A ascensão dos programas de integridade no ambiente corporativo brasileiro, impulsionada por marcos como a lei anticorrupção (lei 12.846/13) e operações de grande repercussão, conferiu ao compliance officer um papel central na prevenção, detecção e mitigação de ilícitos.
Esse novo protagonismo, contudo, traz à tona uma questão sensível e de grande relevância para o Direito Penal: pode o compliance officer ser responsabilizado criminalmente por crimes cometidos no âmbito da empresa, com base em uma falha em seus deveres?
Para responder a essa indagação, é necessário recorrer à análise da responsabilidade por omissão imprópria, prevista no art. 13, §2º, do CP. Essa abordagem busca compreender em que medida a autonomia, o poder decisório e a estrutura de atuação desse profissional impactam na sua caracterização como garantidor, figura essencial para a atribuição de responsabilidade penal por um não fazer.
É importante distinguir, nesse contexto, a omissão própria da omissão imprópria. Enquanto a primeira ocorre quando o tipo penal descreve expressamente uma conduta de não fazer (como no crime de omissão de socorro), a segunda - também chamada de comissiva por omissão - se configura quando o agente, tendo o dever jurídico de agir para impedir um resultado, se omite, e o resultado lesivo acontece.
Nesses casos, o omitente responde pelo crime como se o tivesse praticado ativamente. O ponto central para essa configuração é a "posição de garante", que recai sobre quem tem uma obrigação especial de proteger o bem jurídico em risco. O CP brasileiro estabelece três fontes para esse dever de agir:
- Obrigação legal: Dever imposto por lei de cuidado, proteção ou vigilância.
- Assunção de responsabilidade: Quando o agente, de outra forma, assume voluntariamente a responsabilidade de impedir o resultado.
- Ingerência: Quando o agente, com seu comportamento anterior, cria o risco da ocorrência do resultado.
Embora a legislação não estabeleça explicitamente o compliance officer como garantidor penal, isso não exclui a possibilidade de sua responsabilização. Sua posição de garante pode emergir da delegação de funções e da consequente assunção de responsabilidade.
Nesse sentido, a alta administração da empresa, que detém o dever originário de vigilância, ao estruturar um programa de integridade, delega ao compliance officer a função de desenhar, implementar e controlar os mecanismos de prevenção de riscos.

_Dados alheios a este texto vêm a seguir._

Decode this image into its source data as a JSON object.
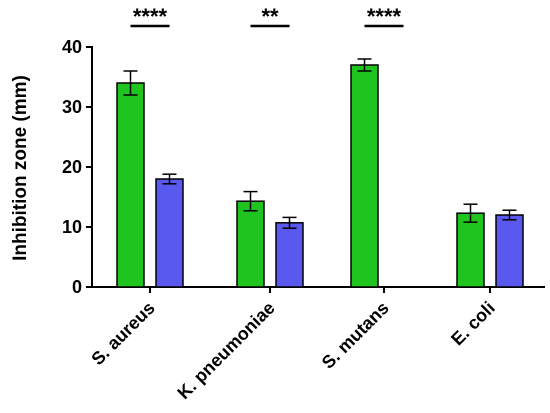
{
  "chart_data": {
    "type": "bar",
    "title": "",
    "xlabel": "",
    "ylabel": "Inhibition zone (mm)",
    "ylim": [
      0,
      40
    ],
    "yticks": [
      0,
      10,
      20,
      30,
      40
    ],
    "grid": false,
    "categories": [
      "S. aureus",
      "K. pneumoniae",
      "S. mutans",
      "E. coli"
    ],
    "series": [
      {
        "color": "#1fc41f",
        "values": [
          34,
          14.3,
          37,
          12.3
        ],
        "errors": [
          2.0,
          1.6,
          1.0,
          1.5
        ]
      },
      {
        "color": "#5959f0",
        "values": [
          18,
          10.7,
          null,
          12
        ],
        "errors": [
          0.8,
          0.9,
          null,
          0.8
        ]
      }
    ],
    "significance": [
      {
        "category": "S. aureus",
        "label": "****"
      },
      {
        "category": "K. pneumoniae",
        "label": "**"
      },
      {
        "category": "S. mutans",
        "label": "****"
      }
    ]
  }
}
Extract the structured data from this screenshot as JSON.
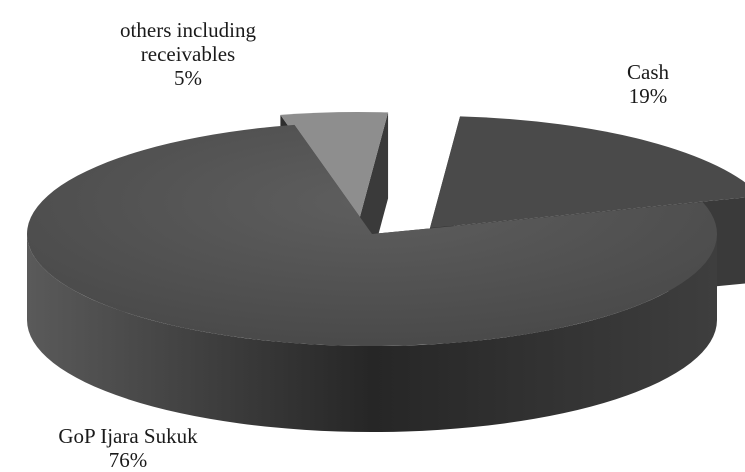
{
  "chart_data": {
    "type": "pie",
    "style": "3d-exploded",
    "title": "",
    "slices": [
      {
        "key": "cash",
        "name": "Cash",
        "value": 19,
        "value_label": "19%",
        "color": "#4a4a4a"
      },
      {
        "key": "gop",
        "name": "GoP Ijara Sukuk",
        "value": 76,
        "value_label": "76%",
        "color": "#525252"
      },
      {
        "key": "others",
        "name_lines": [
          "others including",
          "receivables"
        ],
        "value": 5,
        "value_label": "5%",
        "color": "#8e8e8e"
      }
    ]
  }
}
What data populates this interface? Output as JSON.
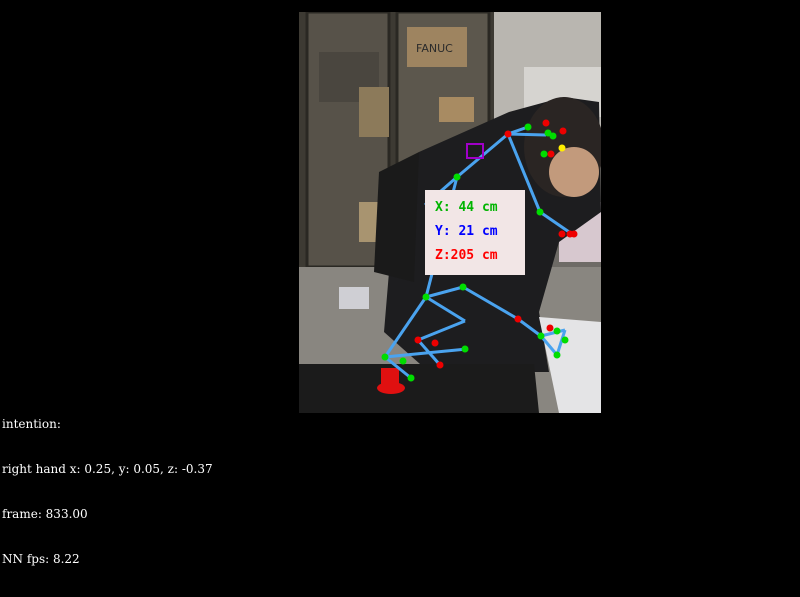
{
  "overlay": {
    "x_label": "X: 44 cm",
    "y_label": "Y: 21 cm",
    "z_label": "Z:205 cm",
    "x_color": "#00b400",
    "y_color": "#0000ff",
    "z_color": "#ff0000"
  },
  "scene": {
    "box_label": "FANUC"
  },
  "hud": {
    "intention": "intention:",
    "right_hand": "right hand x: 0.25, y: 0.05, z: -0.37",
    "frame": "frame: 833.00",
    "fps": "NN fps: 8.22"
  },
  "colors": {
    "skeleton": "#4aa3ef",
    "keypoint_green": "#00dd00",
    "keypoint_red": "#ee0000",
    "keypoint_yellow": "#ffee00",
    "target_marker": "#a000c8"
  }
}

Ao aceitar essa função, o profissional assume, contratual e faticamente, a responsabilidade de impedir resultados ilícitos dentro de seu escopo de atuação, tornando-se um garantidor por delegação.
Contudo, mesmo admitindo essa posição, a responsabilização penal não é automática. Ela encontra limites dogmáticos e práticos que precisam ser rigorosamente observados. Para que a imputação seja legítima, não basta ser garante; é indispensável comprovar, de forma inequívoca, que o agente podia agir e que sua ação teria a capacidade de evitar o resultado.

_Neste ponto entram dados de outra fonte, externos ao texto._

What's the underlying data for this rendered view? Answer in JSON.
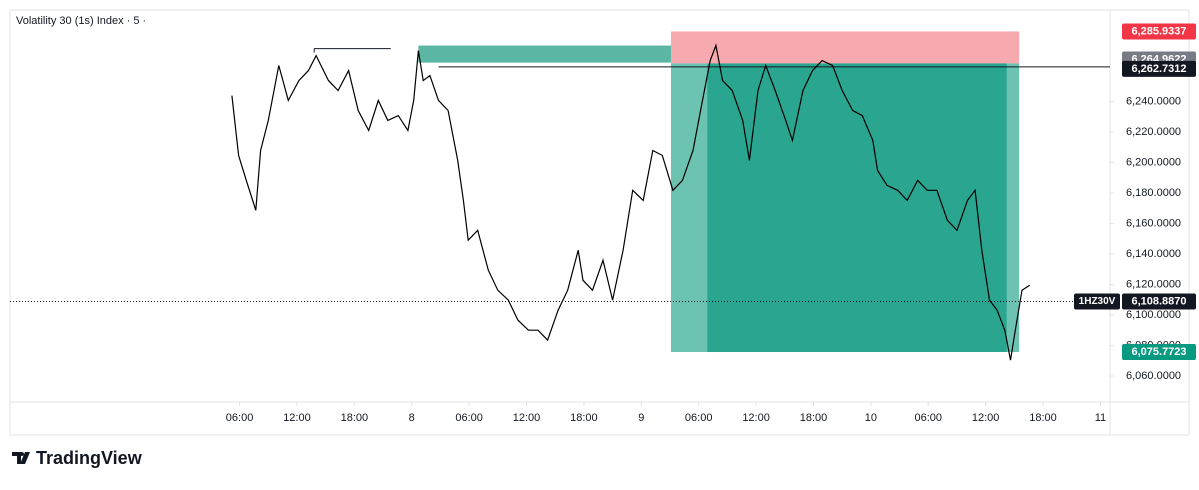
{
  "chart_data": {
    "type": "line",
    "title": "Volatility 30 (1s) Index · 5 ·",
    "symbol": "1HZ30V",
    "color": "#000000",
    "grid": false,
    "x": [
      5.2,
      5.9,
      6.7,
      7.7,
      8.2,
      9.0,
      10.1,
      11.1,
      12.2,
      13.2,
      14.0,
      15.3,
      16.3,
      17.4,
      18.4,
      19.5,
      20.5,
      21.5,
      22.6,
      23.6,
      24.2,
      24.7,
      25.2,
      25.9,
      26.8,
      27.8,
      28.8,
      29.4,
      29.9,
      30.9,
      32.0,
      33.0,
      34.1,
      35.1,
      36.2,
      37.2,
      38.2,
      39.3,
      40.3,
      41.4,
      41.9,
      42.9,
      44.0,
      45.0,
      46.1,
      47.1,
      48.2,
      49.2,
      50.2,
      51.3,
      52.3,
      53.4,
      54.4,
      55.2,
      55.8,
      56.5,
      57.5,
      58.6,
      59.3,
      60.2,
      61.0,
      62.0,
      63.1,
      63.8,
      64.9,
      65.9,
      66.9,
      68.0,
      69.0,
      70.1,
      71.1,
      72.2,
      72.7,
      73.7,
      74.8,
      75.8,
      76.9,
      77.9,
      78.9,
      80.0,
      81.0,
      82.1,
      82.9,
      83.6,
      84.4,
      85.2,
      86.0,
      86.6,
      87.1,
      87.8,
      88.6
    ],
    "values": [
      6243.9,
      6204.7,
      6188.3,
      6168.7,
      6207.9,
      6227.6,
      6263.6,
      6240.7,
      6253.7,
      6260.3,
      6270.1,
      6253.7,
      6247.2,
      6260.3,
      6234.1,
      6221.0,
      6240.7,
      6227.6,
      6230.8,
      6221.0,
      6240.7,
      6273.4,
      6253.7,
      6257.0,
      6240.7,
      6234.1,
      6201.4,
      6175.2,
      6149.1,
      6155.6,
      6129.4,
      6116.3,
      6109.8,
      6096.7,
      6090.1,
      6090.1,
      6083.6,
      6103.2,
      6116.3,
      6142.5,
      6122.8,
      6116.3,
      6135.9,
      6109.8,
      6142.5,
      6181.8,
      6175.2,
      6207.9,
      6204.7,
      6181.8,
      6188.3,
      6207.9,
      6240.7,
      6266.8,
      6276.7,
      6253.7,
      6247.2,
      6227.6,
      6201.4,
      6247.2,
      6263.6,
      6247.2,
      6227.6,
      6214.5,
      6247.2,
      6260.3,
      6266.8,
      6263.6,
      6247.2,
      6234.1,
      6230.8,
      6214.5,
      6194.8,
      6185.0,
      6181.8,
      6175.2,
      6188.3,
      6181.8,
      6181.8,
      6162.1,
      6155.6,
      6175.2,
      6181.8,
      6142.5,
      6109.8,
      6103.2,
      6090.1,
      6070.5,
      6090.1,
      6116.3,
      6119.6
    ],
    "xlim": [
      -18,
      97
    ],
    "ylim": [
      6043,
      6300
    ],
    "xticks": [
      {
        "value": 6,
        "label": "06:00"
      },
      {
        "value": 12,
        "label": "12:00"
      },
      {
        "value": 18,
        "label": "18:00"
      },
      {
        "value": 24,
        "label": "8"
      },
      {
        "value": 30,
        "label": "06:00"
      },
      {
        "value": 36,
        "label": "12:00"
      },
      {
        "value": 42,
        "label": "18:00"
      },
      {
        "value": 48,
        "label": "9"
      },
      {
        "value": 54,
        "label": "06:00"
      },
      {
        "value": 60,
        "label": "12:00"
      },
      {
        "value": 66,
        "label": "18:00"
      },
      {
        "value": 72,
        "label": "10"
      },
      {
        "value": 78,
        "label": "06:00"
      },
      {
        "value": 84,
        "label": "12:00"
      },
      {
        "value": 90,
        "label": "18:00"
      },
      {
        "value": 96,
        "label": "11"
      }
    ],
    "yticks": [
      {
        "value": 6060,
        "label": "6,060.0000"
      },
      {
        "value": 6080,
        "label": "6,080.0000"
      },
      {
        "value": 6100,
        "label": "6,100.0000"
      },
      {
        "value": 6120,
        "label": "6,120.0000"
      },
      {
        "value": 6140,
        "label": "6,140.0000"
      },
      {
        "value": 6160,
        "label": "6,160.0000"
      },
      {
        "value": 6180,
        "label": "6,180.0000"
      },
      {
        "value": 6200,
        "label": "6,200.0000"
      },
      {
        "value": 6220,
        "label": "6,220.0000"
      },
      {
        "value": 6240,
        "label": "6,240.0000"
      }
    ],
    "last_price": {
      "value": 6108.887,
      "label": "6,108.8870"
    },
    "position": {
      "x": [
        51.1,
        87.5
      ],
      "active_x": [
        54.9,
        86.2
      ],
      "stop": {
        "value": 6285.9337,
        "label": "6,285.9337"
      },
      "entry": {
        "value": 6264.9622,
        "label": "6,264.9622"
      },
      "target": {
        "value": 6075.7723,
        "label": "6,075.7723"
      },
      "stop_color": "#f7a9b0",
      "target_color": "#6cc3b1",
      "active_color": "#2aa58f"
    },
    "ray": {
      "x": 26.8,
      "value": 6262.7312,
      "label": "6,262.7312"
    },
    "zone": {
      "x": [
        24.7,
        51.1
      ],
      "y": [
        6265.5,
        6276.7
      ],
      "color": "#5bb7a3"
    },
    "segment": {
      "x": [
        13.8,
        21.8
      ],
      "value": 6274.7
    }
  },
  "footer": {
    "brand": "TradingView"
  }
}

O primeiro aspecto a ser considerado é a possibilidade concreta de agir. Isso exige a verificação da real autonomia, autoridade e acesso a recursos do compliance officer. Um profissional sem independência funcional, cujas recomendações são sistematicamente ignoradas pela alta gestão ou que não dispõe de meios para implementar os controles necessários, não pode ser responsabilizado, pois lhe falta a capacidade real de impedir o crime.
Além disso, é preciso demonstrar a evitabilidade do resultado. Ou seja, que uma atuação positiva do profissional teria sido apta a impedir o crime. Se a decisão de cometer o ilícito partiu da alta administração e sua execução ocorreria independentemente de qualquer alerta do setor de compliance, o resultado era inevitável sob a ótica daquele profissional, o que afasta o nexo causal e, consequentemente, a responsabilidade penal.
Em suma, a responsabilidade penal do compliance officer por omissão imprópria é juridicamente possível, mas deve ser tratada como uma hipótese excepcional. Sua configuração não pode se basear apenas no cargo ocupado, sob pena de se instituir uma inaceitável responsabilidade penal objetiva, em afronta aos princípios da culpabilidade e da intervenção mínima.
A imputação exige uma análise rigorosa e individualizada que comprove, para além da posição de garante por delegação, a existência de poder e autonomia concretos para agir e a efetiva capacidade de sua ação para evitar o crime.
Transformar o compliance officer em um "super-garantidor" penal, sem considerar os limites de sua atuação, seria um desvirtuamento dos princípios da culpabilidade e da intervenção mínima do Direito Penal. Tal abordagem, além de injusta, poderia gerar um efeito reverso: desestimular a assunção de funções de integridade e fragilizar a cultura de compliance que o ordenamento jurídico tanto busca fomentar.